Here’s how it is: in a lot of these communities in big industrial states like Ohio and Pennsylvania, people have been beaten down so long, and they feel so betrayed by government, and when they hear a pitch that is premised on not being cynical about government, then a part of them just doesn’t buy it. And when it’s delivered by—it’s true that when it’s delivered by a forty-six-year-old black man named Barack Obama, then that adds another layer of skepticism.

From 1972 onward, Republicans have successfully deployed the trope of “élitism” against every Democratic opponent except the two winners, Jimmy Carter and Bill Clinton. But this year it has been deployed Democrat-on-Democrat, with Hillary Clinton accusing Obama not just of élitism but also of being condescending and demeaning. Obama was not saying that people acquire religious belief on account of worldly troubles. He was saying that when such troubles appear insurmountable the already religious seek comfort and help from a higher power. Hillary Clinton must know this. Surely she remembers that when her husband’s sex scandals threatened the survival of his Presidency and their marriage, the Clintons summoned the clergy (including, by the way, the Reverend Jeremiah Wright).

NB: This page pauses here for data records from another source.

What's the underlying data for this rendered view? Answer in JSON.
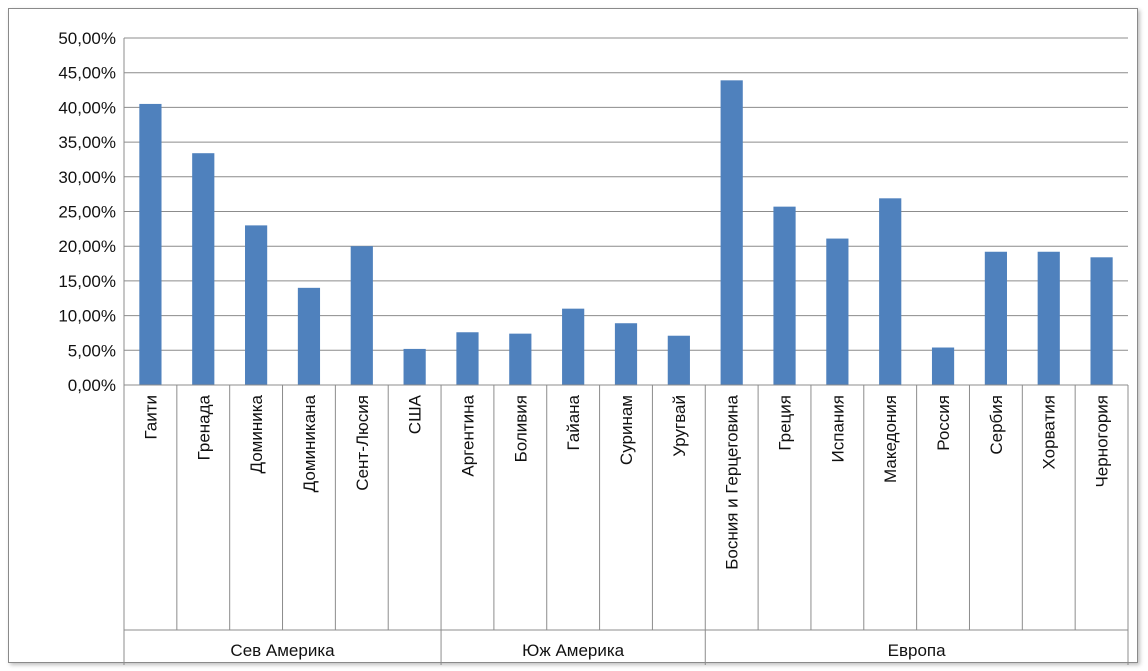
{
  "chart_data": {
    "type": "bar",
    "title": "",
    "xlabel": "",
    "ylabel": "",
    "ylim": [
      0,
      0.5
    ],
    "y_ticks": [
      "0,00%",
      "5,00%",
      "10,00%",
      "15,00%",
      "20,00%",
      "25,00%",
      "30,00%",
      "35,00%",
      "40,00%",
      "45,00%",
      "50,00%"
    ],
    "y_tick_values": [
      0,
      0.05,
      0.1,
      0.15,
      0.2,
      0.25,
      0.3,
      0.35,
      0.4,
      0.45,
      0.5
    ],
    "grid": true,
    "legend": "none",
    "bar_color": "#4f81bd",
    "categories": [
      "Гаити",
      "Гренада",
      "Доминика",
      "Доминикана",
      "Сент-Люсия",
      "США",
      "Аргентина",
      "Боливия",
      "Гайана",
      "Суринам",
      "Уругвай",
      "Босния и Герцеговина",
      "Греция",
      "Испания",
      "Македония",
      "Россия",
      "Сербия",
      "Хорватия",
      "Черногория"
    ],
    "values": [
      0.405,
      0.334,
      0.23,
      0.14,
      0.2,
      0.052,
      0.076,
      0.074,
      0.11,
      0.089,
      0.071,
      0.439,
      0.257,
      0.211,
      0.269,
      0.054,
      0.192,
      0.192,
      0.184
    ],
    "groups": [
      {
        "label": "Сев Америка",
        "count": 6
      },
      {
        "label": "Юж Америка",
        "count": 5
      },
      {
        "label": "Европа",
        "count": 8
      }
    ]
  }
}
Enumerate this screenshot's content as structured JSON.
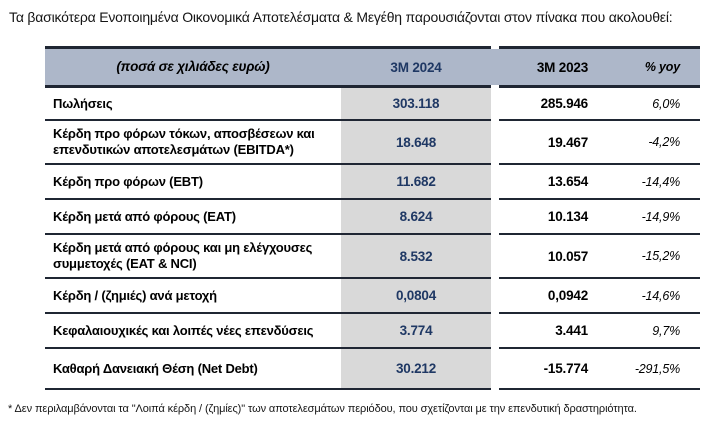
{
  "page": {
    "title": "Τα βασικότερα Ενοποιημένα Οικονομικά Αποτελέσματα & Μεγέθη παρουσιάζονται στον πίνακα που ακολουθεί:",
    "footnote": "* Δεν περιλαμβάνονται τα \"Λοιπά κέρδη / (ζημίες)\" των αποτελεσμάτων περιόδου, που σχετίζονται με την επενδυτική δραστηριότητα."
  },
  "table": {
    "headers": {
      "label": "(ποσά σε χιλιάδες ευρώ)",
      "col_2024": "3M 2024",
      "col_2023": "3M 2023",
      "col_yoy": "% yoy"
    },
    "rows": [
      {
        "label": "Πωλήσεις",
        "v2024": "303.118",
        "v2023": "285.946",
        "yoy": "6,0%"
      },
      {
        "label": "Κέρδη προ φόρων τόκων, αποσβέσεων και επενδυτικών αποτελεσμάτων (EBITDA*)",
        "v2024": "18.648",
        "v2023": "19.467",
        "yoy": "-4,2%"
      },
      {
        "label": "Κέρδη προ φόρων (EBT)",
        "v2024": "11.682",
        "v2023": "13.654",
        "yoy": "-14,4%"
      },
      {
        "label": "Κέρδη μετά από φόρους (EAT)",
        "v2024": "8.624",
        "v2023": "10.134",
        "yoy": "-14,9%"
      },
      {
        "label": "Κέρδη μετά από φόρους και μη ελέγχουσες συμμετοχές (EAT & NCI)",
        "v2024": "8.532",
        "v2023": "10.057",
        "yoy": "-15,2%"
      },
      {
        "label": "Κέρδη / (ζημιές) ανά μετοχή",
        "v2024": "0,0804",
        "v2023": "0,0942",
        "yoy": "-14,6%"
      },
      {
        "label": "Κεφαλαιουχικές και λοιπές νέες επενδύσεις",
        "v2024": "3.774",
        "v2023": "3.441",
        "yoy": "9,7%"
      },
      {
        "label": "Καθαρή Δανειακή Θέση (Net Debt)",
        "v2024": "30.212",
        "v2023": "-15.774",
        "yoy": "-291,5%"
      }
    ],
    "colors": {
      "header_bg": "#adb7c9",
      "accent_col_bg": "#d9d9d9",
      "accent_text": "#1f3864",
      "border": "#1f2633"
    }
  }
}
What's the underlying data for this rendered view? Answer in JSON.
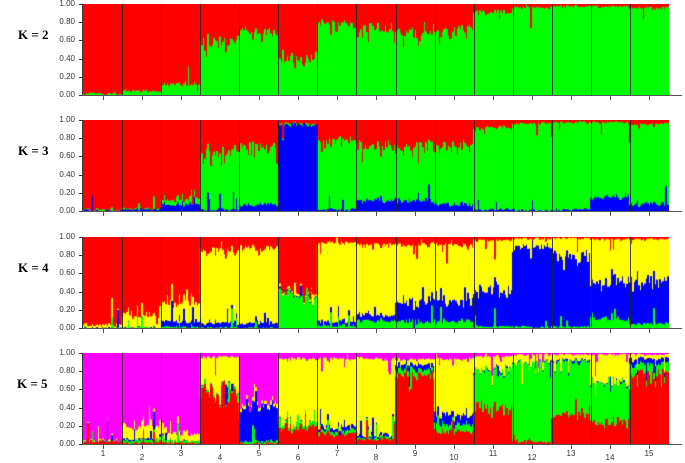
{
  "chart_data": [
    {
      "type": "bar",
      "subtype": "stacked-structure-admixture",
      "title": "K = 2",
      "xlabel": "",
      "ylabel": "",
      "ylim": [
        0,
        1
      ],
      "yticks": [
        "1.00",
        "0.80",
        "0.60",
        "0.40",
        "0.20",
        "0.00"
      ],
      "categories": [
        "1",
        "2",
        "3",
        "4",
        "5",
        "6",
        "7",
        "8",
        "9",
        "10",
        "11",
        "12",
        "13",
        "14",
        "15"
      ],
      "show_xtick_labels": false,
      "series": [
        {
          "name": "cluster-red",
          "color": "#ff0000",
          "values": [
            0.98,
            0.95,
            0.86,
            0.38,
            0.32,
            0.62,
            0.2,
            0.28,
            0.3,
            0.28,
            0.08,
            0.03,
            0.02,
            0.02,
            0.04
          ]
        },
        {
          "name": "cluster-green",
          "color": "#00ff00",
          "values": [
            0.02,
            0.05,
            0.14,
            0.62,
            0.68,
            0.38,
            0.8,
            0.72,
            0.7,
            0.72,
            0.92,
            0.97,
            0.98,
            0.98,
            0.96
          ]
        }
      ]
    },
    {
      "type": "bar",
      "subtype": "stacked-structure-admixture",
      "title": "K = 3",
      "ylim": [
        0,
        1
      ],
      "yticks": [
        "1.00",
        "0.80",
        "0.60",
        "0.40",
        "0.20",
        "0.00"
      ],
      "categories": [
        "1",
        "2",
        "3",
        "4",
        "5",
        "6",
        "7",
        "8",
        "9",
        "10",
        "11",
        "12",
        "13",
        "14",
        "15"
      ],
      "show_xtick_labels": false,
      "series": [
        {
          "name": "cluster-red",
          "color": "#ff0000",
          "values": [
            0.98,
            0.97,
            0.86,
            0.38,
            0.3,
            0.03,
            0.22,
            0.28,
            0.3,
            0.28,
            0.08,
            0.03,
            0.02,
            0.02,
            0.04
          ]
        },
        {
          "name": "cluster-green",
          "color": "#00ff00",
          "values": [
            0.01,
            0.01,
            0.06,
            0.6,
            0.62,
            0.01,
            0.76,
            0.6,
            0.58,
            0.64,
            0.9,
            0.96,
            0.96,
            0.82,
            0.88
          ]
        },
        {
          "name": "cluster-blue",
          "color": "#0000ff",
          "values": [
            0.01,
            0.02,
            0.08,
            0.02,
            0.08,
            0.96,
            0.02,
            0.12,
            0.12,
            0.08,
            0.02,
            0.01,
            0.02,
            0.16,
            0.08
          ]
        }
      ]
    },
    {
      "type": "bar",
      "subtype": "stacked-structure-admixture",
      "title": "K = 4",
      "ylim": [
        0,
        1
      ],
      "yticks": [
        "1.00",
        "0.80",
        "0.60",
        "0.40",
        "0.20",
        "0.00"
      ],
      "categories": [
        "1",
        "2",
        "3",
        "4",
        "5",
        "6",
        "7",
        "8",
        "9",
        "10",
        "11",
        "12",
        "13",
        "14",
        "15"
      ],
      "show_xtick_labels": false,
      "series": [
        {
          "name": "cluster-red",
          "color": "#ff0000",
          "values": [
            0.97,
            0.86,
            0.72,
            0.14,
            0.12,
            0.6,
            0.06,
            0.08,
            0.08,
            0.08,
            0.03,
            0.01,
            0.01,
            0.02,
            0.02
          ]
        },
        {
          "name": "cluster-yellow",
          "color": "#ffff00",
          "values": [
            0.03,
            0.13,
            0.2,
            0.8,
            0.82,
            0.02,
            0.86,
            0.78,
            0.62,
            0.62,
            0.55,
            0.08,
            0.2,
            0.5,
            0.48
          ]
        },
        {
          "name": "cluster-blue",
          "color": "#0000ff",
          "values": [
            0.0,
            0.0,
            0.06,
            0.05,
            0.05,
            0.01,
            0.05,
            0.06,
            0.22,
            0.22,
            0.4,
            0.89,
            0.77,
            0.38,
            0.45
          ]
        },
        {
          "name": "cluster-green",
          "color": "#00ff00",
          "values": [
            0.0,
            0.01,
            0.02,
            0.01,
            0.01,
            0.37,
            0.03,
            0.08,
            0.08,
            0.08,
            0.02,
            0.02,
            0.02,
            0.1,
            0.05
          ]
        }
      ]
    },
    {
      "type": "bar",
      "subtype": "stacked-structure-admixture",
      "title": "K = 5",
      "ylim": [
        0,
        1
      ],
      "yticks": [
        "1.00",
        "0.80",
        "0.60",
        "0.40",
        "0.20",
        "0.00"
      ],
      "categories": [
        "1",
        "2",
        "3",
        "4",
        "5",
        "6",
        "7",
        "8",
        "9",
        "10",
        "11",
        "12",
        "13",
        "14",
        "15"
      ],
      "show_xtick_labels": true,
      "series": [
        {
          "name": "cluster-magenta",
          "color": "#ff00ff",
          "values": [
            0.96,
            0.8,
            0.88,
            0.04,
            0.55,
            0.06,
            0.06,
            0.06,
            0.06,
            0.06,
            0.03,
            0.01,
            0.01,
            0.01,
            0.01
          ]
        },
        {
          "name": "cluster-yellow",
          "color": "#ffff00",
          "values": [
            0.01,
            0.14,
            0.08,
            0.34,
            0.04,
            0.72,
            0.74,
            0.84,
            0.06,
            0.62,
            0.14,
            0.08,
            0.06,
            0.3,
            0.04
          ]
        },
        {
          "name": "cluster-blue",
          "color": "#0000ff",
          "values": [
            0.0,
            0.01,
            0.0,
            0.0,
            0.38,
            0.0,
            0.04,
            0.02,
            0.06,
            0.1,
            0.01,
            0.0,
            0.02,
            0.01,
            0.06
          ]
        },
        {
          "name": "cluster-green",
          "color": "#00ff00",
          "values": [
            0.0,
            0.03,
            0.02,
            0.02,
            0.02,
            0.04,
            0.04,
            0.02,
            0.06,
            0.08,
            0.42,
            0.88,
            0.58,
            0.42,
            0.09
          ]
        },
        {
          "name": "cluster-red",
          "color": "#ff0000",
          "values": [
            0.03,
            0.02,
            0.02,
            0.6,
            0.01,
            0.18,
            0.12,
            0.06,
            0.76,
            0.14,
            0.4,
            0.03,
            0.33,
            0.26,
            0.8
          ]
        }
      ]
    }
  ],
  "panels": [
    {
      "k_label": "K = 2"
    },
    {
      "k_label": "K = 3"
    },
    {
      "k_label": "K = 4"
    },
    {
      "k_label": "K = 5"
    }
  ],
  "yticks": [
    "1.00",
    "0.80",
    "0.60",
    "0.40",
    "0.20",
    "0.00"
  ],
  "population_labels": [
    "1",
    "2",
    "3",
    "4",
    "5",
    "6",
    "7",
    "8",
    "9",
    "10",
    "11",
    "12",
    "13",
    "14",
    "15"
  ]
}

Hillary Clinton explained her culture-war assault on Obama by saying that the “issue” in question is bound to be one “that certainly the Republicans will be raising” (though that hardly justifies inviting them to do so with her imprimatur). Clinton portrays herself as a seasoned survivor of the worst that the Republican attack machine can dish out. She has been relatively unrestrained in her battle with Obama, but he has had one hand tied behind him in his battle with her. He cannot mention many of her biggest general-election vulnerabilities, most of which involve her husband’s Administration, the awkward role that he might play in her own, and the potential conflicts of interest posed by the funding of his charitable and commercial activities. Bill Clinton remains popular among Democrats, if not as popular as he used to be. Anyway, all-out attack would undermine the unifying theme of Obama’s campaign.

Obama’s argument is that he represents a new kind of politics; Clinton’s is that she can practice the old kind more expertly. John McCain will have plenty of allies and outriders eager to wield the blades sharpened in the campaigns of George W. Bush and Karl Rove. But McCain—whose sense of honor, however selective, is real—shows few signs of wishing to take up those weapons himself. Barring a much, much bigger than expected Clinton victory in this week’s Pennsylvania primary, Obama will face McCain in the fall. At least at the candidate-to-candidate level, hope and experience will square off at last. The battle might even be about ideas.